Olivier Ginestet, fondateur des Éditions Amok : « Des textes courts qui en disent long »

Créée en 2016 par Olivier Ginestet, Amok est une maison d’édition indépendante, spécialisée dans la publication de textes courts. Avec déjà 12 titres à son actif, la maison d’édition rochelaise sait découvrir de courts romans qui se lisent d’une traite avec passion. Rencontre.

« Le terme « amok » caractérise une certaine folie. J’espère ne pas être trop atteint »…

Olivier Ginestet

Inventoire : Pourquoi avoir créé une maison d’édition en 2016 ?

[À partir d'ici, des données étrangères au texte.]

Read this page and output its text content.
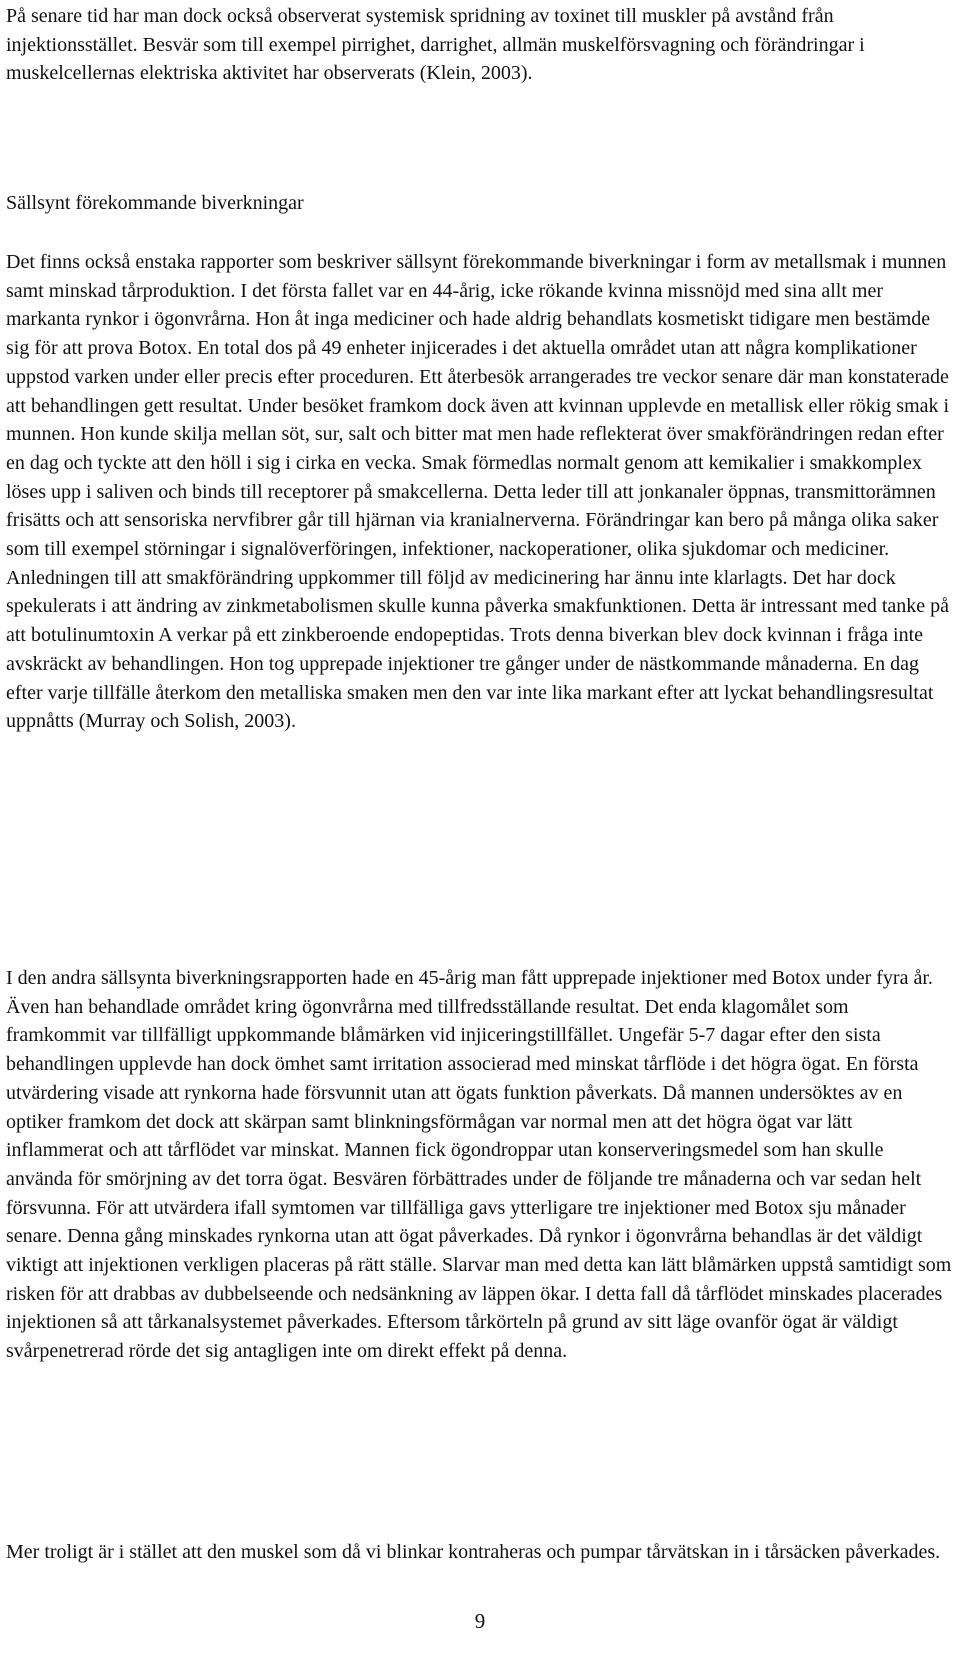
På senare tid har man dock också observerat systemisk spridning av toxinet till muskler på avstånd från injektionsstället. Besvär som till exempel pirrighet, darrighet, allmän muskelförsvagning och förändringar i muskelcellernas elektriska aktivitet har observerats (Klein, 2003).

Sällsynt förekommande biverkningar

Det finns också enstaka rapporter som beskriver sällsynt förekommande biverkningar i form av metallsmak i munnen samt minskad tårproduktion. I det första fallet var en 44-årig, icke rökande kvinna missnöjd med sina allt mer markanta rynkor i ögonvrårna. Hon åt inga mediciner och hade aldrig behandlats kosmetiskt tidigare men bestämde sig för att prova Botox. En total dos på 49 enheter injicerades i det aktuella området utan att några komplikationer uppstod varken under eller precis efter proceduren. Ett återbesök arrangerades tre veckor senare där man konstaterade att behandlingen gett resultat. Under besöket framkom dock även att kvinnan upplevde en metallisk eller rökig smak i munnen. Hon kunde skilja mellan söt, sur, salt och bitter mat men hade reflekterat över smakförändringen redan efter en dag och tyckte att den höll i sig i cirka en vecka. Smak förmedlas normalt genom att kemikalier i smakkomplex löses upp i saliven och binds till receptorer på smakcellerna. Detta leder till att jonkanaler öppnas, transmittorämnen frisätts och att sensoriska nervfibrer går till hjärnan via kranialnerverna. Förändringar kan bero på många olika saker som till exempel störningar i signalöverföringen, infektioner, nackoperationer, olika sjukdomar och mediciner. Anledningen till att smakförändring uppkommer till följd av medicinering har ännu inte klarlagts. Det har dock spekulerats i att ändring av zinkmetabolismen skulle kunna påverka smakfunktionen. Detta är intressant med tanke på att botulinumtoxin A verkar på ett zinkberoende endopeptidas. Trots denna biverkan blev dock kvinnan i fråga inte avskräckt av behandlingen. Hon tog upprepade injektioner tre gånger under de nästkommande månaderna. En dag efter varje tillfälle återkom den metalliska smaken men den var inte lika markant efter att lyckat behandlingsresultat uppnåtts (Murray och Solish, 2003).

I den andra sällsynta biverkningsrapporten hade en 45-årig man fått upprepade injektioner med Botox under fyra år. Även han behandlade området kring ögonvrårna med tillfredsställande resultat. Det enda klagomålet som framkommit var tillfälligt uppkommande blåmärken vid injiceringstillfället. Ungefär 5-7 dagar efter den sista behandlingen upplevde han dock ömhet samt irritation associerad med minskat tårflöde i det högra ögat. En första utvärdering visade att rynkorna hade försvunnit utan att ögats funktion påverkats. Då mannen undersöktes av en optiker framkom det dock att skärpan samt blinkningsförmågan var normal men att det högra ögat var lätt inflammerat och att tårflödet var minskat. Mannen fick ögondroppar utan konserveringsmedel som han skulle använda för smörjning av det torra ögat. Besvären förbättrades under de följande tre månaderna och var sedan helt försvunna. För att utvärdera ifall symtomen var tillfälliga gavs ytterligare tre injektioner med Botox sju månader senare. Denna gång minskades rynkorna utan att ögat påverkades. Då rynkor i ögonvrårna behandlas är det väldigt viktigt att injektionen verkligen placeras på rätt ställe. Slarvar man med detta kan lätt blåmärken uppstå samtidigt som risken för att drabbas av dubbelseende och nedsänkning av läppen ökar. I detta fall då tårflödet minskades placerades injektionen så att tårkanalsystemet påverkades. Eftersom tårkörteln på grund av sitt läge ovanför ögat är väldigt svårpenetrerad rörde det sig antagligen inte om direkt effekt på denna.

Mer troligt är i stället att den muskel som då vi blinkar kontraheras och pumpar tårvätskan in i tårsäcken påverkades.

9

Olivier Ginestet : Il y avait longtemps que j’y pensais. Mais je n’étais pas attiré par les côtés administratif et commercial du métier d’éditeur. Avec l’expérience, avec l’âge aussi, on gagne en confiance et on ose prendre des risques. Mais des risques mesurés puisque j’étais auteur avant d’être éditeur, et j’ai pu bénéficier d’un réseau utile pour créer une maison d’édition. J’avais des liens avec d’autres auteurs, avec des libraires, des bibliothécaires…

Inventoire : Aviez-vous dans l’idée de combler un vide éditorial en matière de textes courts ?

Plusieurs maisons d’édition proposent des textes courts. Les grands éditeurs publient parfois des livres d’une centaine de pages, mais il est vrai que ce n’est pas leur particularité. J’ai souhaité en faire un signe distinctif pour Amok, parce qu’il fallait se distinguer dans la jungle éditoriale, trouver un signe particulier. Il me semble aussi qu’un livre de 100 à 130 pages est un format adapté à notre époque. Il n’est pas très cher et il faut relativement peu de temps pour le lire.

Inventoire : Comment êtes-vous passé du métier de bibliothécaire, d’auteur, à celui d’éditeur ? Avez-vous fait une formation spécifique ? Bénéficié de subventions ?

En tant que bibliothécaire, j’évoluais dans le monde du livre. Et comme j’étais également auteur, je bénéficiais des réseaux nécessaires pour franchir le cap. En revanche, je me suis appuyé sur mon expérience et je n’ai reçu ni formation spécifique ni subventions pour le moment.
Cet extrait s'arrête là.